Estava cumprida a hora do descanso da guerreira, pensava eu. Porém, o seu conteúdo é de tal forma "light" que se me tornou claríssimo na mensagem que, creio, pretende passar. Acho até que, em poucas páginas e palavras quanto baste, diz aquilo que muitos investigadores sérios e credíveis, não têm a goragem de dizer, por saberem que é essa a "verdade". E aí, o meu descanso desapareceu, dando lugar ao frenesim que me ataca por vezes. Aquele que me faz pensar, reflectir e ter vontade de escrever sobre todas as coisas que me aparecem à mente como motes interessantes. Fui, portanto, catapultada para o lugar onde de facto me costumo cansar com prazer.

O livro fala de mulheres, particularmente do que se poderia chamar "o lado obscuro" das mulheres. Fala das suas simpatias forçadas; das obrigações não escolhidas que carregam aos ombros; dos silêncios a que as suas vozes estão votadas. Que vozes? As vozes da ambição, da sexualidade, do poder, da liberdade, do orgulho. Das únicas vozes que fazem ou poderão fazer delas, verdadeiras mulheres.
Por via de um nome/adjectivo nem sempre bem acolhido quer por homens, quer por mulheres - o de cabra - a autora (Elisabeth Hilts) tenta alertar as mulheres para aquilo que, em abono da verdade, faz de uma mulher um ser humano digno desse nome, ou pelo contrário, uma mera bonequinha de luxo, um adorno, um trapo sem graça, um ser sem alma.
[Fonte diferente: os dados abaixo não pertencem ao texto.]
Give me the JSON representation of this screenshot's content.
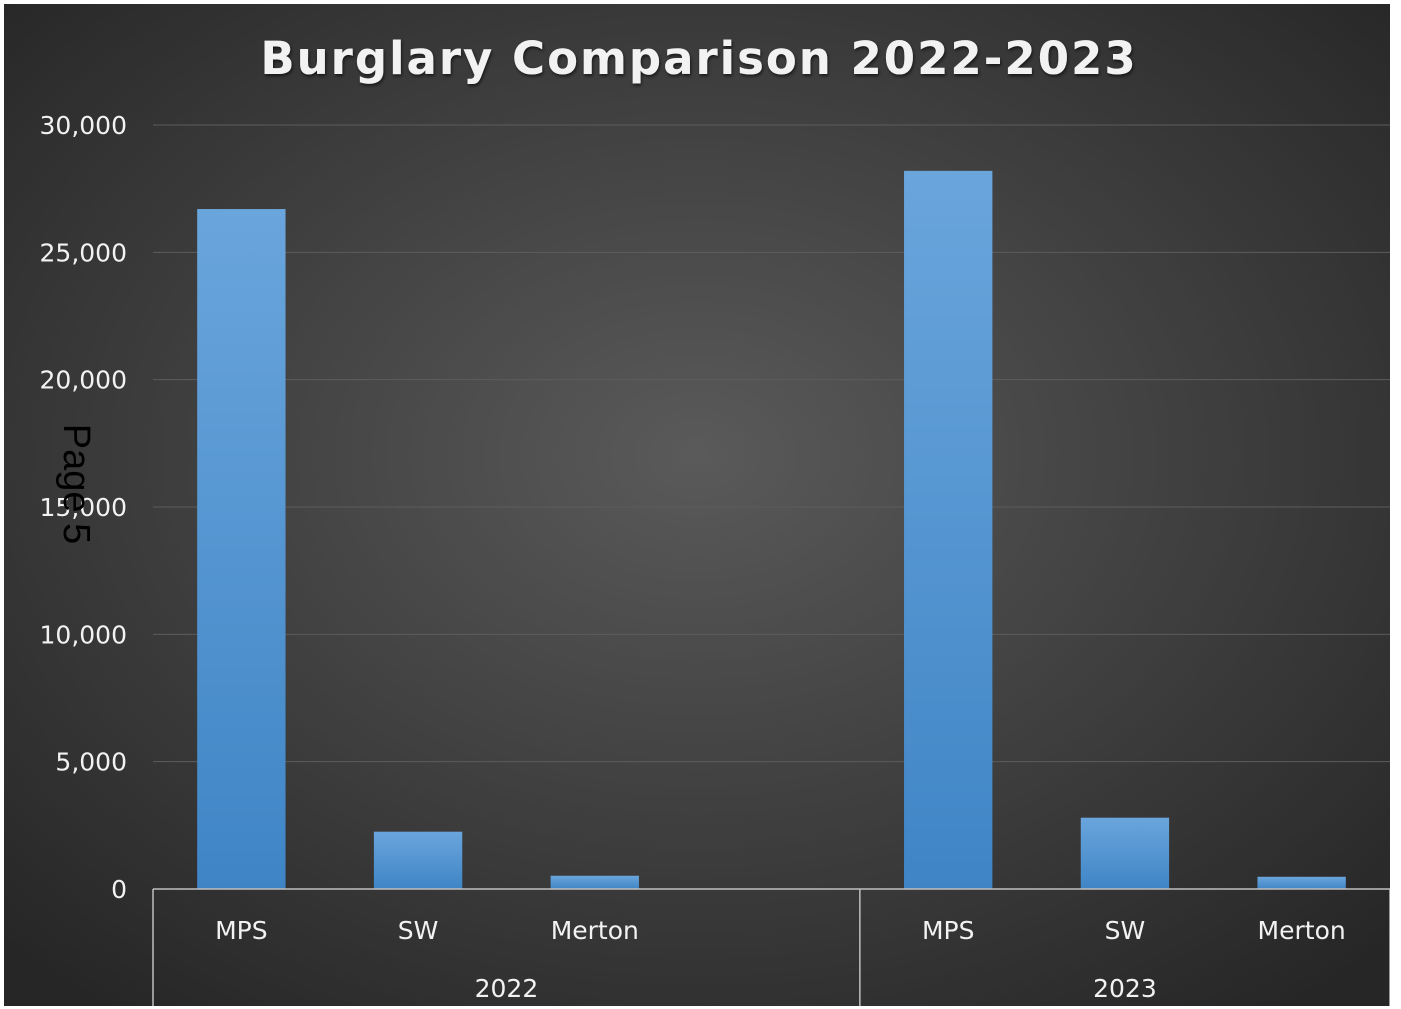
{
  "page_stamp": "Page 5",
  "colors": {
    "background_center": "#5a5a5a",
    "background_edge": "#262626",
    "bar_top": "#6aa5dc",
    "bar_bottom": "#3f85c6",
    "gridline": "#5c5c5c",
    "axis_line": "#bfbfbf",
    "text": "#f2f2f2"
  },
  "chart_data": {
    "type": "bar",
    "title": "Burglary Comparison 2022-2023",
    "xlabel": "",
    "ylabel": "",
    "ylim": [
      0,
      30000
    ],
    "y_ticks": [
      0,
      5000,
      10000,
      15000,
      20000,
      25000,
      30000
    ],
    "y_tick_labels": [
      "0",
      "5,000",
      "10,000",
      "15,000",
      "20,000",
      "25,000",
      "30,000"
    ],
    "grid": true,
    "legend": "none",
    "groups": [
      {
        "label": "2022",
        "categories": [
          "MPS",
          "SW",
          "Merton",
          ""
        ],
        "values": [
          26700,
          2250,
          520,
          null
        ]
      },
      {
        "label": "2023",
        "categories": [
          "MPS",
          "SW",
          "Merton"
        ],
        "values": [
          28200,
          2800,
          480
        ]
      }
    ]
  }
}
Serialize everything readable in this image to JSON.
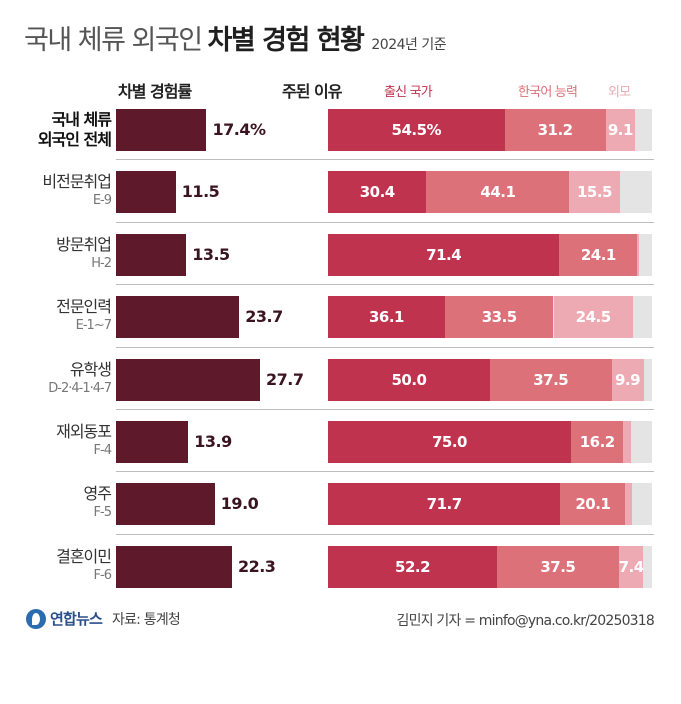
{
  "title": {
    "light": "국내 체류 외국인",
    "bold": "차별 경험 현황",
    "sub": "2024년 기준"
  },
  "headers": {
    "rate": "차별 경험률",
    "reason": "주된 이유"
  },
  "legend": [
    {
      "name": "출신 국가",
      "color": "#c0334f"
    },
    {
      "name": "한국어 능력",
      "color": "#dd7179"
    },
    {
      "name": "외모",
      "color": "#eeaab2"
    }
  ],
  "colors": {
    "rate_bar": "#5e1a2b",
    "rest": "#e4e4e4"
  },
  "chart_data": [
    {
      "type": "bar",
      "title": "차별 경험률",
      "unit": "%",
      "xlim": [
        0,
        30
      ],
      "categories": [
        "국내 체류 외국인 전체",
        "비전문취업 E-9",
        "방문취업 H-2",
        "전문인력 E-1~7",
        "유학생 D-2·4-1·4-7",
        "재외동포 F-4",
        "영주 F-5",
        "결혼이민 F-6"
      ],
      "values": [
        17.4,
        11.5,
        13.5,
        23.7,
        27.7,
        13.9,
        19.0,
        22.3
      ],
      "value_labels": [
        "17.4%",
        "11.5",
        "13.5",
        "23.7",
        "27.7",
        "13.9",
        "19.0",
        "22.3"
      ]
    },
    {
      "type": "bar",
      "stacked": true,
      "orientation": "horizontal",
      "title": "주된 이유",
      "unit": "%",
      "xlim": [
        0,
        100
      ],
      "categories": [
        "국내 체류 외국인 전체",
        "비전문취업 E-9",
        "방문취업 H-2",
        "전문인력 E-1~7",
        "유학생 D-2·4-1·4-7",
        "재외동포 F-4",
        "영주 F-5",
        "결혼이민 F-6"
      ],
      "series": [
        {
          "name": "출신 국가",
          "values": [
            54.5,
            30.4,
            71.4,
            36.1,
            50.0,
            75.0,
            71.7,
            52.2
          ],
          "labels": [
            "54.5%",
            "30.4",
            "71.4",
            "36.1",
            "50.0",
            "75.0",
            "71.7",
            "52.2"
          ]
        },
        {
          "name": "한국어 능력",
          "values": [
            31.2,
            44.1,
            24.1,
            33.5,
            37.5,
            16.2,
            20.1,
            37.5
          ],
          "labels": [
            "31.2",
            "44.1",
            "24.1",
            "33.5",
            "37.5",
            "16.2",
            "20.1",
            "37.5"
          ]
        },
        {
          "name": "외모",
          "values": [
            9.1,
            15.5,
            0.6,
            24.5,
            9.9,
            2.4,
            2.0,
            7.4
          ],
          "labels": [
            "9.1",
            "15.5",
            "",
            "24.5",
            "9.9",
            "",
            "",
            "7.4"
          ]
        }
      ]
    }
  ],
  "rows": [
    {
      "name": "국내 체류 외국인 전체",
      "line1": "국내 체류",
      "line2": "외국인 전체"
    },
    {
      "name": "비전문취업",
      "line1": "비전문취업",
      "line2": "E-9"
    },
    {
      "name": "방문취업",
      "line1": "방문취업",
      "line2": "H-2"
    },
    {
      "name": "전문인력",
      "line1": "전문인력",
      "line2": "E-1~7"
    },
    {
      "name": "유학생",
      "line1": "유학생",
      "line2": "D-2·4-1·4-7"
    },
    {
      "name": "재외동포",
      "line1": "재외동포",
      "line2": "F-4"
    },
    {
      "name": "영주",
      "line1": "영주",
      "line2": "F-5"
    },
    {
      "name": "결혼이민",
      "line1": "결혼이민",
      "line2": "F-6"
    }
  ],
  "footer": {
    "logo": "연합뉴스",
    "source": "자료: 통계청",
    "credit": "김민지 기자 = minfo@yna.co.kr/20250318"
  }
}
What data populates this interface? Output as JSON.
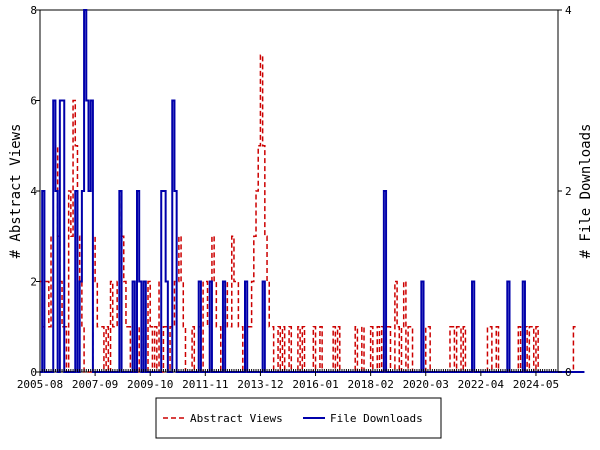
{
  "chart_data": {
    "type": "line",
    "title": "",
    "xlabel": "",
    "ylabel_left": "# Abstract Views",
    "ylabel_right": "# File Downloads",
    "x_ticks": [
      "2005-08",
      "2007-09",
      "2009-10",
      "2011-11",
      "2013-12",
      "2016-01",
      "2018-02",
      "2020-03",
      "2022-04",
      "2024-05"
    ],
    "x_range_months": [
      0,
      235
    ],
    "ylim_left": [
      0,
      8
    ],
    "yticks_left": [
      0,
      2,
      4,
      6,
      8
    ],
    "ylim_right": [
      0,
      4
    ],
    "yticks_right": [
      0,
      2,
      4
    ],
    "grid": false,
    "legend_position": "bottom",
    "series": [
      {
        "name": "Abstract Views",
        "axis": "left",
        "color": "#cc0000",
        "style": "dashed",
        "values": [
          2,
          1,
          2,
          2,
          1,
          3,
          4,
          5,
          3,
          2,
          1,
          1,
          0,
          4,
          3,
          6,
          5,
          3,
          2,
          1,
          0,
          0,
          0,
          0,
          3,
          2,
          1,
          1,
          1,
          0,
          1,
          0,
          2,
          1,
          1,
          2,
          4,
          3,
          2,
          1,
          1,
          0,
          0,
          0,
          1,
          0,
          0,
          1,
          0,
          2,
          1,
          0,
          1,
          0,
          2,
          0,
          1,
          1,
          0,
          1,
          1,
          2,
          2,
          3,
          2,
          1,
          0,
          0,
          0,
          1,
          0,
          0,
          1,
          0,
          2,
          2,
          1,
          2,
          3,
          2,
          1,
          1,
          0,
          0,
          2,
          1,
          1,
          3,
          2,
          2,
          1,
          1,
          0,
          0,
          1,
          1,
          2,
          3,
          4,
          5,
          7,
          5,
          3,
          2,
          1,
          1,
          0,
          0,
          1,
          0,
          1,
          0,
          0,
          1,
          0,
          0,
          0,
          1,
          0,
          1,
          0,
          0,
          0,
          0,
          1,
          0,
          0,
          1,
          0,
          0,
          0,
          0,
          0,
          1,
          0,
          1,
          0,
          0,
          0,
          0,
          0,
          0,
          0,
          1,
          0,
          0,
          1,
          0,
          0,
          0,
          1,
          0,
          0,
          1,
          0,
          1,
          0,
          1,
          1,
          0,
          0,
          2,
          1,
          0,
          1,
          2,
          0,
          1,
          1,
          0,
          0,
          0,
          0,
          0,
          0,
          1,
          1,
          0,
          0,
          0,
          0,
          0,
          0,
          0,
          0,
          0,
          1,
          1,
          0,
          1,
          1,
          0,
          1,
          0,
          0,
          0,
          0,
          0,
          0,
          0,
          0,
          0,
          0,
          1,
          1,
          0,
          0,
          1,
          0,
          0,
          0,
          0,
          0,
          0,
          0,
          0,
          0,
          1,
          0,
          0,
          1,
          0,
          1,
          1,
          0,
          1,
          0,
          0,
          0,
          0,
          0,
          0,
          0,
          0,
          0,
          0,
          0,
          0,
          0,
          0,
          0,
          0,
          1
        ]
      },
      {
        "name": "File Downloads",
        "axis": "right",
        "color": "#0000aa",
        "style": "solid",
        "values": [
          0,
          2,
          0,
          0,
          0,
          0,
          3,
          2,
          0,
          3,
          3,
          0,
          0,
          0,
          0,
          0,
          2,
          0,
          1,
          2,
          4,
          3,
          2,
          3,
          0,
          0,
          0,
          0,
          0,
          0,
          0,
          0,
          0,
          0,
          0,
          0,
          2,
          0,
          0,
          0,
          0,
          0,
          1,
          0,
          2,
          1,
          0,
          1,
          0,
          0,
          0,
          0,
          0,
          0,
          0,
          2,
          2,
          1,
          0,
          0,
          3,
          2,
          0,
          0,
          0,
          0,
          0,
          0,
          0,
          0,
          0,
          0,
          1,
          0,
          0,
          0,
          0,
          1,
          0,
          0,
          0,
          0,
          0,
          1,
          0,
          0,
          0,
          0,
          0,
          0,
          0,
          0,
          0,
          1,
          0,
          0,
          0,
          0,
          0,
          0,
          0,
          1,
          0,
          0,
          0,
          0,
          0,
          0,
          0,
          0,
          0,
          0,
          0,
          0,
          0,
          0,
          0,
          0,
          0,
          0,
          0,
          0,
          0,
          0,
          0,
          0,
          0,
          0,
          0,
          0,
          0,
          0,
          0,
          0,
          0,
          0,
          0,
          0,
          0,
          0,
          0,
          0,
          0,
          0,
          0,
          0,
          0,
          0,
          0,
          0,
          0,
          0,
          0,
          0,
          0,
          0,
          2,
          0,
          0,
          0,
          0,
          0,
          0,
          0,
          0,
          0,
          0,
          0,
          0,
          0,
          0,
          0,
          0,
          1,
          0,
          0,
          0,
          0,
          0,
          0,
          0,
          0,
          0,
          0,
          0,
          0,
          0,
          0,
          0,
          0,
          0,
          0,
          0,
          0,
          0,
          0,
          1,
          0,
          0,
          0,
          0,
          0,
          0,
          0,
          0,
          0,
          0,
          0,
          0,
          0,
          0,
          0,
          1,
          0,
          0,
          0,
          0,
          0,
          0,
          1,
          0,
          0,
          0,
          0,
          0,
          0,
          0,
          0,
          0,
          0,
          0,
          0,
          0,
          0,
          0,
          0,
          0,
          0,
          0,
          0,
          0,
          0,
          0,
          0,
          0,
          0,
          0
        ]
      }
    ]
  }
}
Assim, e de uma forma absolutamente descontraída, Elisabeth Hilts recomenda às suas leitoras coisas como estas:

- Deixem de ser simpáticas, apenas porque sim. Não se privem de salgar a vossa vida, em vez de terem sempre o açucar à mão para por em tudo;

- Deixem de dizer que sim ao que não querem. Em vez disso, coloquem o "não me parece" como reposta substitutiva pronta, e vão ver que nem por isso a vossa elegância ou boa educação sofre danos, com a mais valia de se chatearem menos.

- Deixem de se privar de terem amigas, só porque são mulheres e as mulheres não se dão bem umas com as outras. No lugar da simpatia falsa, coloquem sem reservas a empatia e a cumplicidade que nos une a todas.

- Deixem de se vestir de cor-de-rosa. Assumam o vermelho, as riscas (mesmo que horizontais), os decotes que as mostram belas e sedutoras, o preto que as torna irresistíveis.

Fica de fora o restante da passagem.